Hacker News new | ask | show | jobs
by bluebird 6022 days ago
Their service would take off much more if they offered a Python, Ruby, or JavaScript API.
1 comments

No.

The service would take off much more if instead of defining search patterns as regular expressions they were defined as jquery style expressions that acknowledged DOM and allow you to find all <title> tags that exist in the <header>. Yes you can do this with regexp, but parsing HTML shouldn't be a regexp task.

Oh, I'd like to see email gateways too... point a stream of emails at it and parse those. I'm thinking of scenarios like tripit.com taking in tons of different emails and parsing them to extract travel info.

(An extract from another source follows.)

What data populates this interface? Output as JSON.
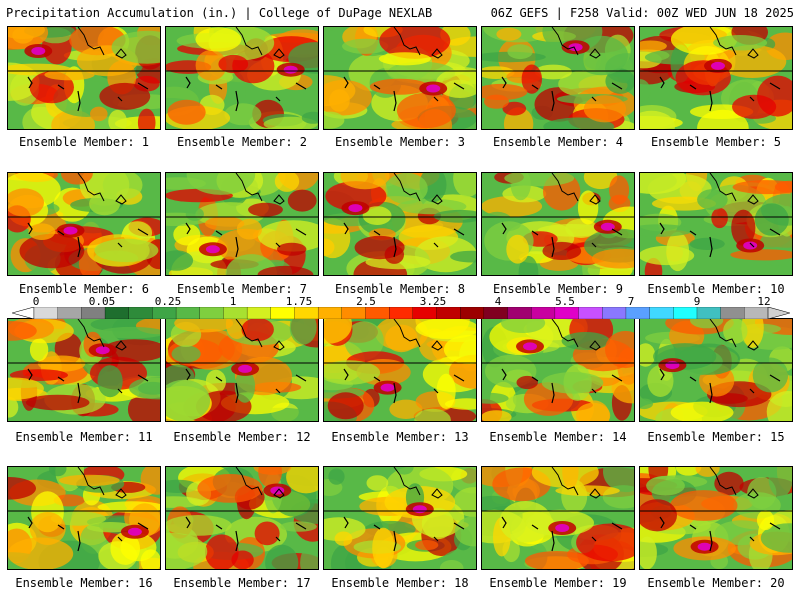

I'm building something right now that includes page parsing, and so far I've only been building in regex support. I like your jQuery selector idea as well, are there any other ways that you can think of that would make searching the contents of a page programmatically easier for you?
May I suggest taking a look at Parsely? Its the syntax they use on www.parselets.com. The documentation for implementing it in your own apps is a little sparse, but the data format is awesome. Here's one that describes scraping HN:

http://parselets.com/parselets/yc/14

Might not be a fit for your project, but in terms of describing parsing instructions to a crawler its the best format I've ever seen.

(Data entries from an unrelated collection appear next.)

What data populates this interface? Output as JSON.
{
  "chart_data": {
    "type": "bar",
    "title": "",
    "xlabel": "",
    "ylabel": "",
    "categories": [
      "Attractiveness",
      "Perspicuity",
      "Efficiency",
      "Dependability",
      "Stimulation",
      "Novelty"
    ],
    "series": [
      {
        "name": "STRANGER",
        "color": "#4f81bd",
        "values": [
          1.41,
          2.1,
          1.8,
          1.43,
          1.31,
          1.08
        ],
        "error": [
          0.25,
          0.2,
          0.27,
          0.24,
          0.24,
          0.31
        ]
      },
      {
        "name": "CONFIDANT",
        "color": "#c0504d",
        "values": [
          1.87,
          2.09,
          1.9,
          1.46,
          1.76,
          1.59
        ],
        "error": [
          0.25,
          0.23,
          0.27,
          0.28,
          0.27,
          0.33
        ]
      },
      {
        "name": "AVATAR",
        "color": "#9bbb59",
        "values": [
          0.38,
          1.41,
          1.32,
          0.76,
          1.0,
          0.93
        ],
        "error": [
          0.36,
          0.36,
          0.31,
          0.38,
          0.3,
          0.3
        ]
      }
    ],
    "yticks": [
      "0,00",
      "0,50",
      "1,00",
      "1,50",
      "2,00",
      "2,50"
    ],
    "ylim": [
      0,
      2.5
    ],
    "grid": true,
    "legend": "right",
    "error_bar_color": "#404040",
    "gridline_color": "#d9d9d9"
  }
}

I'm not crawling, but that is pretty interesting looking. I'll bookmark it and take a look at it for later for sure - thanks!
Hpricot for Ruby is great.

For instance, parsing a Google search results page:

        (doc/"a.l").each do |link|
            label = link.inner_text
            href = link.attributes['href']
            ...
This is something we can include as an 80App :) Thanks for the suggestion!